In this new movie based on the novel Levon's Trade by Chuck Dixon (who is also a co-writer on this), Levon Cade (played by Jason Statham) is a former soldier and a construction foreman. His boss' daughter Jenny Garcia (Ariana Rivas), is kidnapped, and he uses his skills to try to track her.
This reunites Jason Statham and director David Ayer from the Beekeeper. One's surprised they just didn't do a sequel given its success and considering how similar Statham's character and the basic plot of a man avenging a wrong against a good person is, but apparently Sylvester Stallone (who also co-wrote) brought the script to Statham, and he brought the script to Ayer. Though I'd say Beekeeper was the superior film as it was more willing to go over-the-top, this film is a pretty solid follow-up.
The action gets violent and crazy; the final fight is delightfully insane and memorable. Like Beekeeper, you've got a ton of distinctive baddies (played by a pretty solid bunch of actors, including League of Extraordinary Gentlemen/Pennyworth's Jason Flemying, who I'm surprised isn't better known. He's good in whatever he's done.)

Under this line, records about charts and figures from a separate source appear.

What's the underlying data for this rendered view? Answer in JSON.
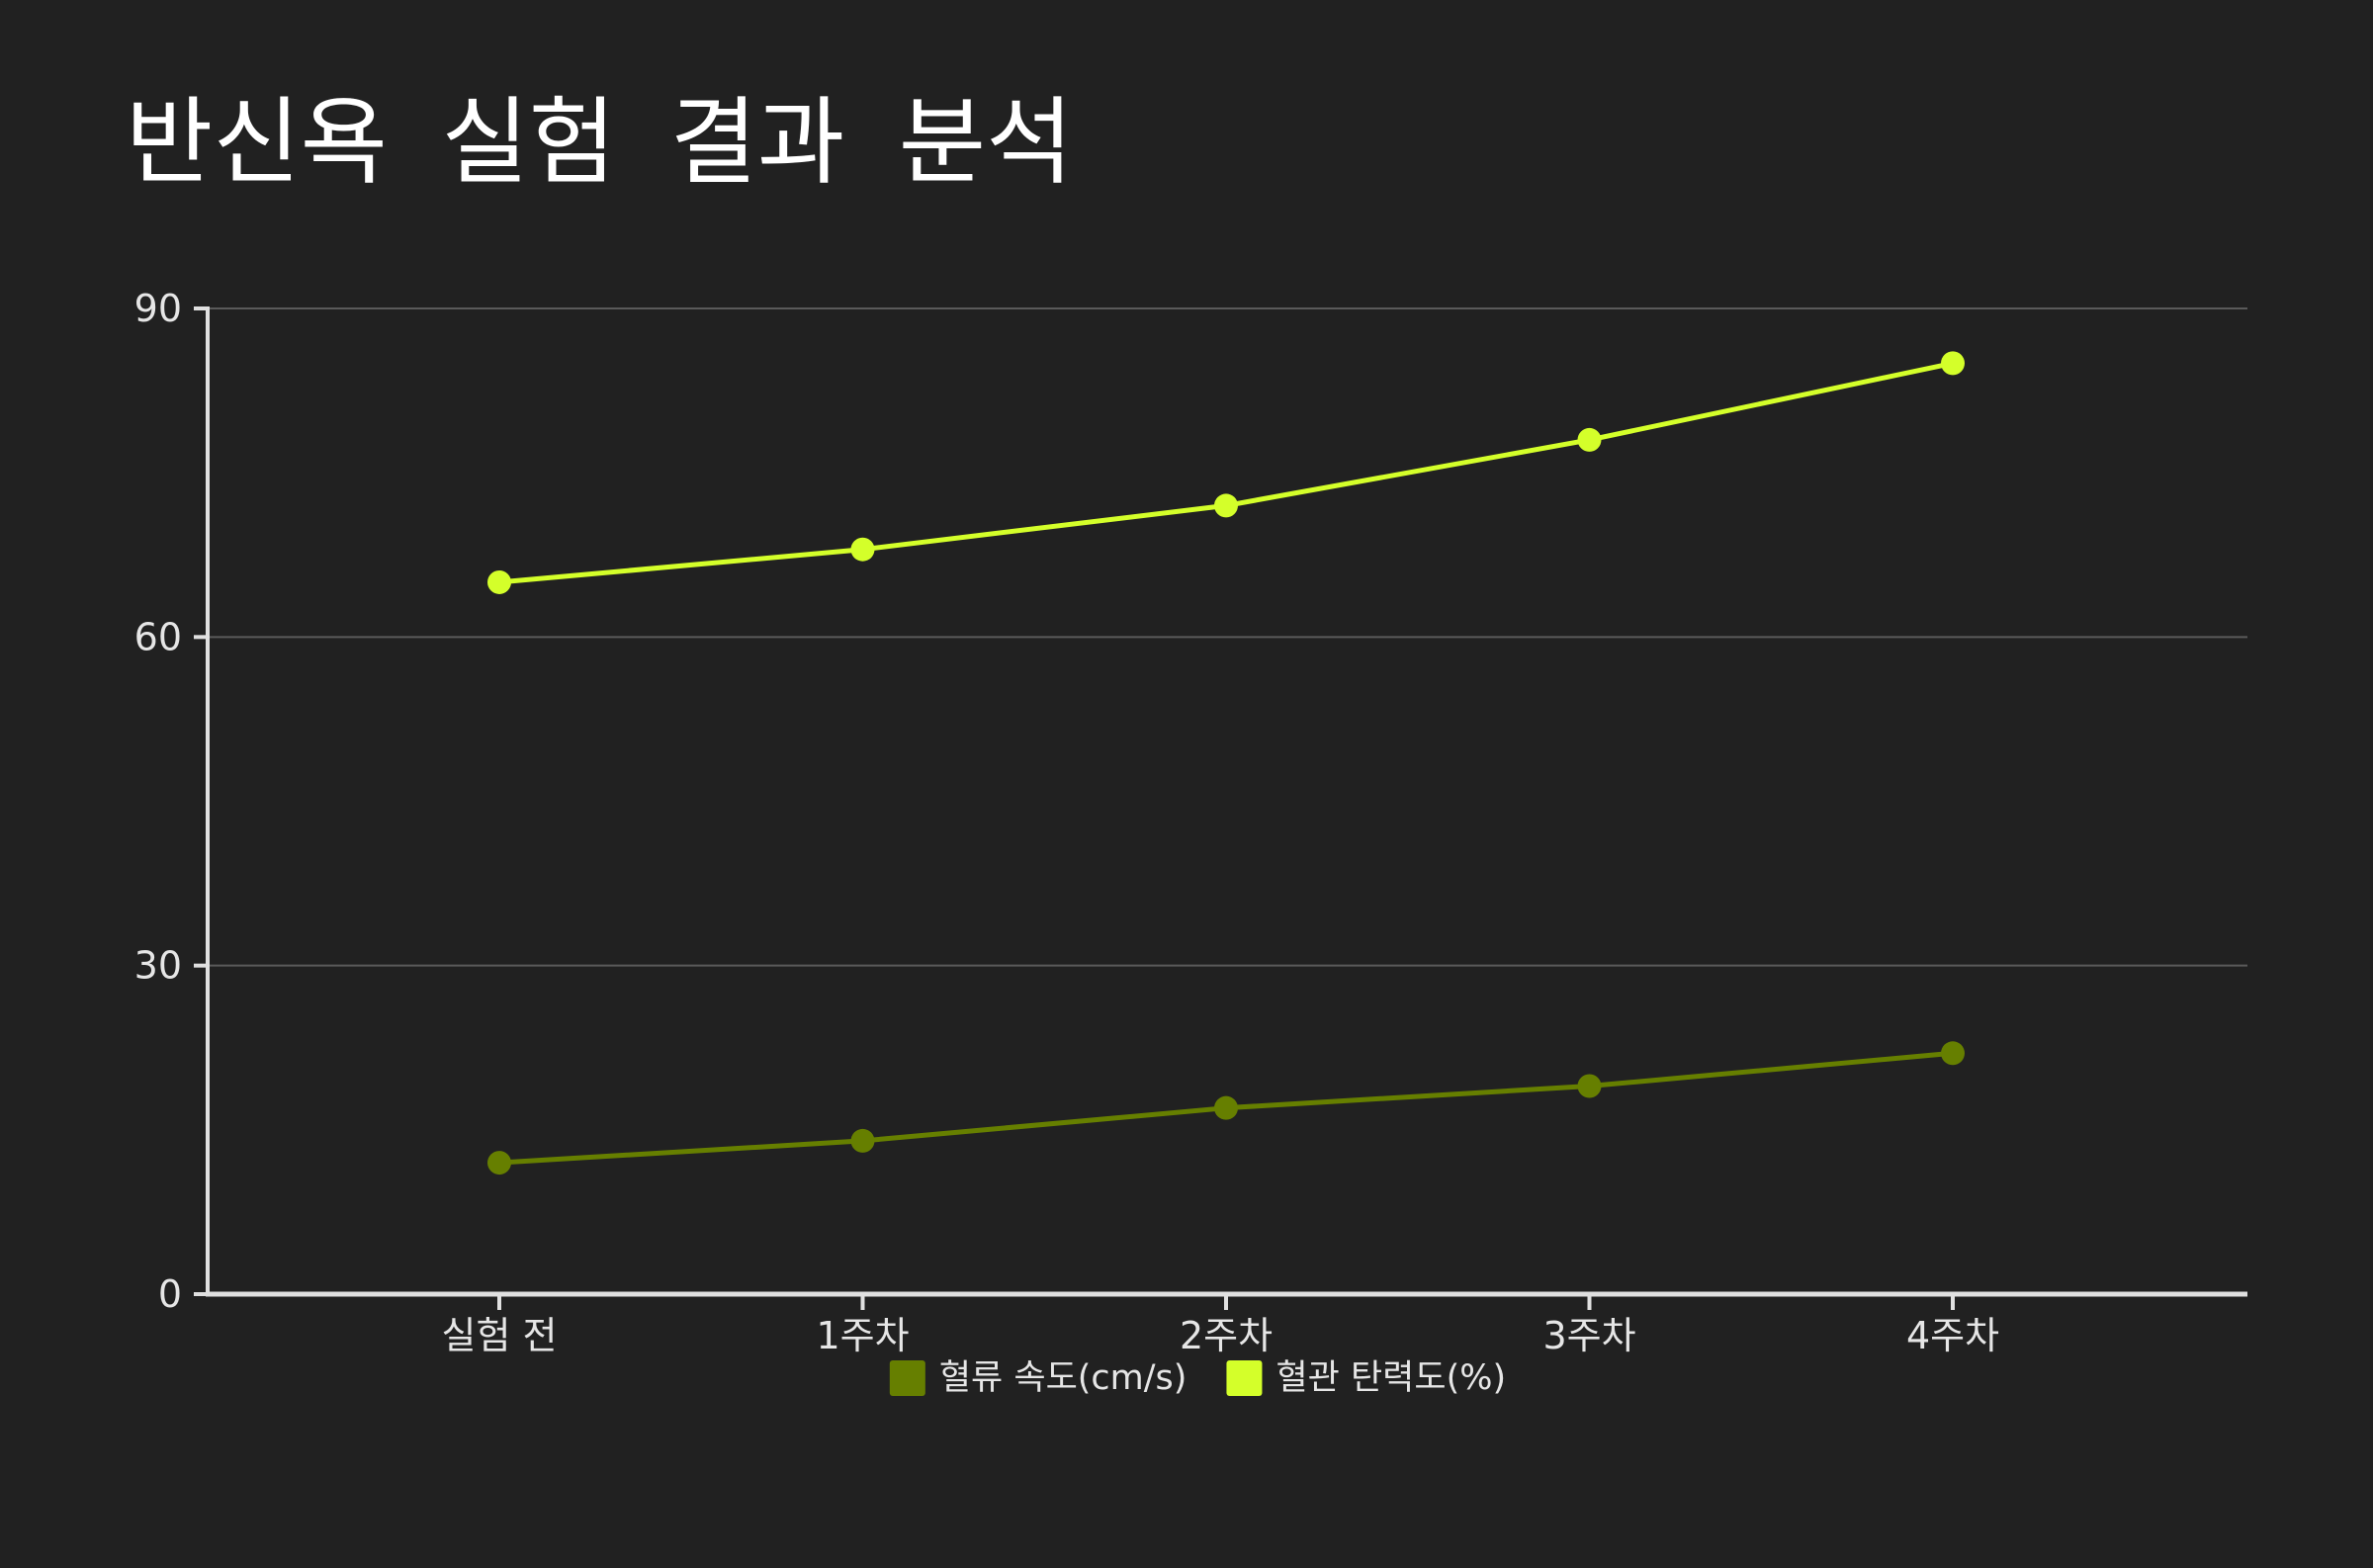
{
  "chart_data": {
    "type": "line",
    "title": "반신욕 실험 결과 분석",
    "categories": [
      "실험 전",
      "1주차",
      "2주차",
      "3주차",
      "4주차"
    ],
    "ylim": [
      0,
      90
    ],
    "yticks": [
      0,
      30,
      60,
      90
    ],
    "grid": true,
    "legend_position": "bottom",
    "series": [
      {
        "name": "혈류 속도(cm/s)",
        "values": [
          12,
          14,
          17,
          19,
          22
        ],
        "color": "#667f00"
      },
      {
        "name": "혈관 탄력도(%)",
        "values": [
          65,
          68,
          72,
          78,
          85
        ],
        "color": "#d4ff2a"
      }
    ],
    "colors": {
      "background": "#212121",
      "axis": "#e0e0e0",
      "grid": "#5a5a5a"
    }
  }
}
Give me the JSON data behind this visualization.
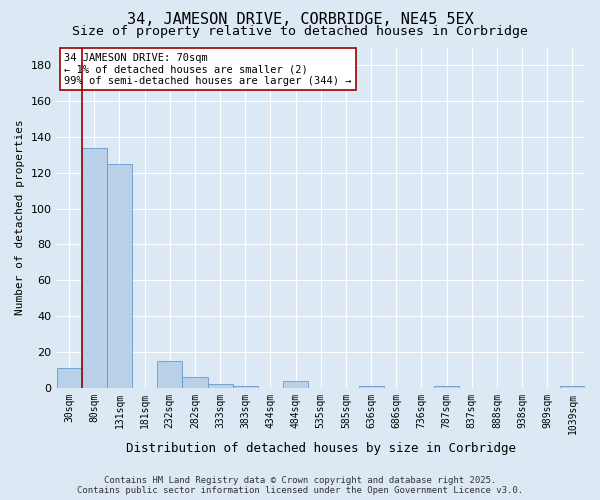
{
  "title": "34, JAMESON DRIVE, CORBRIDGE, NE45 5EX",
  "subtitle": "Size of property relative to detached houses in Corbridge",
  "xlabel": "Distribution of detached houses by size in Corbridge",
  "ylabel": "Number of detached properties",
  "categories": [
    "30sqm",
    "80sqm",
    "131sqm",
    "181sqm",
    "232sqm",
    "282sqm",
    "333sqm",
    "383sqm",
    "434sqm",
    "484sqm",
    "535sqm",
    "585sqm",
    "636sqm",
    "686sqm",
    "736sqm",
    "787sqm",
    "837sqm",
    "888sqm",
    "938sqm",
    "989sqm",
    "1039sqm"
  ],
  "values": [
    11,
    134,
    125,
    0,
    15,
    6,
    2,
    1,
    0,
    4,
    0,
    0,
    1,
    0,
    0,
    1,
    0,
    0,
    0,
    0,
    1
  ],
  "bar_color": "#b8d0e8",
  "bar_edge_color": "#6699cc",
  "vline_x": 0.5,
  "vline_color": "#990000",
  "annotation_text": "34 JAMESON DRIVE: 70sqm\n← 1% of detached houses are smaller (2)\n99% of semi-detached houses are larger (344) →",
  "annotation_box_color": "white",
  "annotation_box_edge": "#990000",
  "ylim": [
    0,
    190
  ],
  "yticks": [
    0,
    20,
    40,
    60,
    80,
    100,
    120,
    140,
    160,
    180
  ],
  "background_color": "#dce9f5",
  "plot_bg_color": "#dce9f5",
  "footer_line1": "Contains HM Land Registry data © Crown copyright and database right 2025.",
  "footer_line2": "Contains public sector information licensed under the Open Government Licence v3.0.",
  "title_fontsize": 11,
  "subtitle_fontsize": 9.5,
  "xlabel_fontsize": 9,
  "ylabel_fontsize": 8,
  "annotation_fontsize": 7.5,
  "tick_fontsize": 7,
  "footer_fontsize": 6.5
}
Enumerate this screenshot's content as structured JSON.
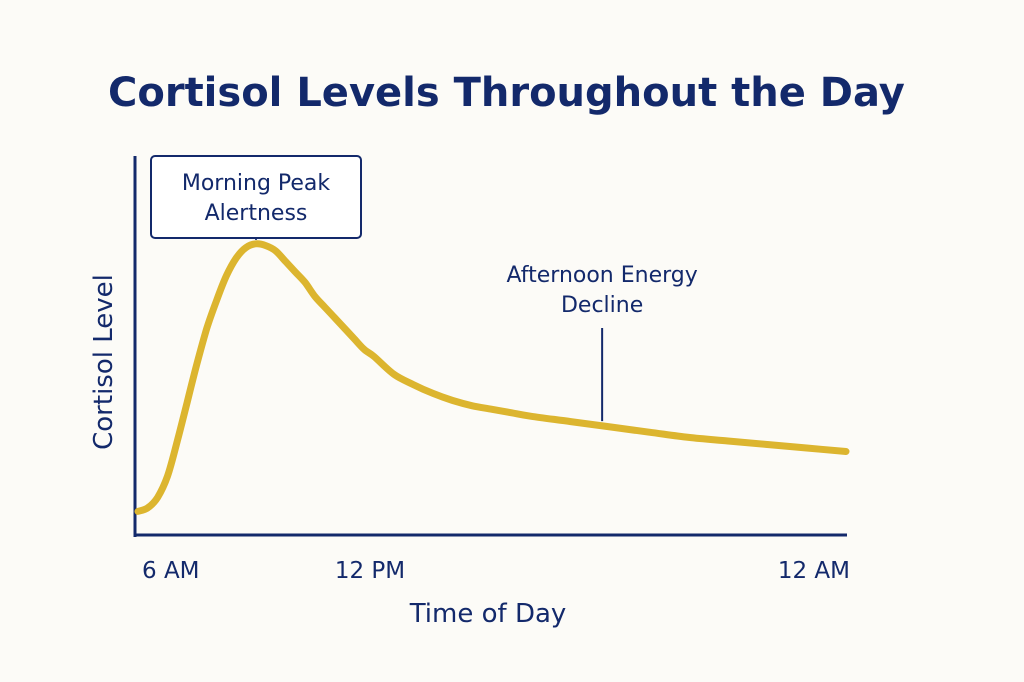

There are also some unique outfits and hideout designs in here. It can be a little weird seeing Cade walk amongst regular people and architecture only to walk into someone wearing brightly colored outfit in an eccentric looking-chari, but I wouldn't call that a deal breaker.
The setup is a little wooden (though not slow, the movie speeds right through). The exposition about Cade's life doesn't feel natural. Plus, he's got a custody battle subplot that is supposed to help endear the character, but it feels forced and the daughter (The Outlaw's Isla Gie) and the former father-in-law (sorry, couldn't figure which actor was him) he's having the custody fight with don't sound like real people. However, once the movie gets to the action, that's when everything comes into place and things get going.
Statham is again great as the tough guy who is determined and mows down everyone in his way, though he can't sell some of the poorly written dialogue moments. Michael Pena is good in his limited screen time as the emotionally distressed father of Jenny.
Recommended. If you loved the Beekeeper, like I said, it won't be exactly it, but it'll probably wet your whistle. (Just walk into this knowing that A Working Man takes itself slightly more serious than the Beekeeper.)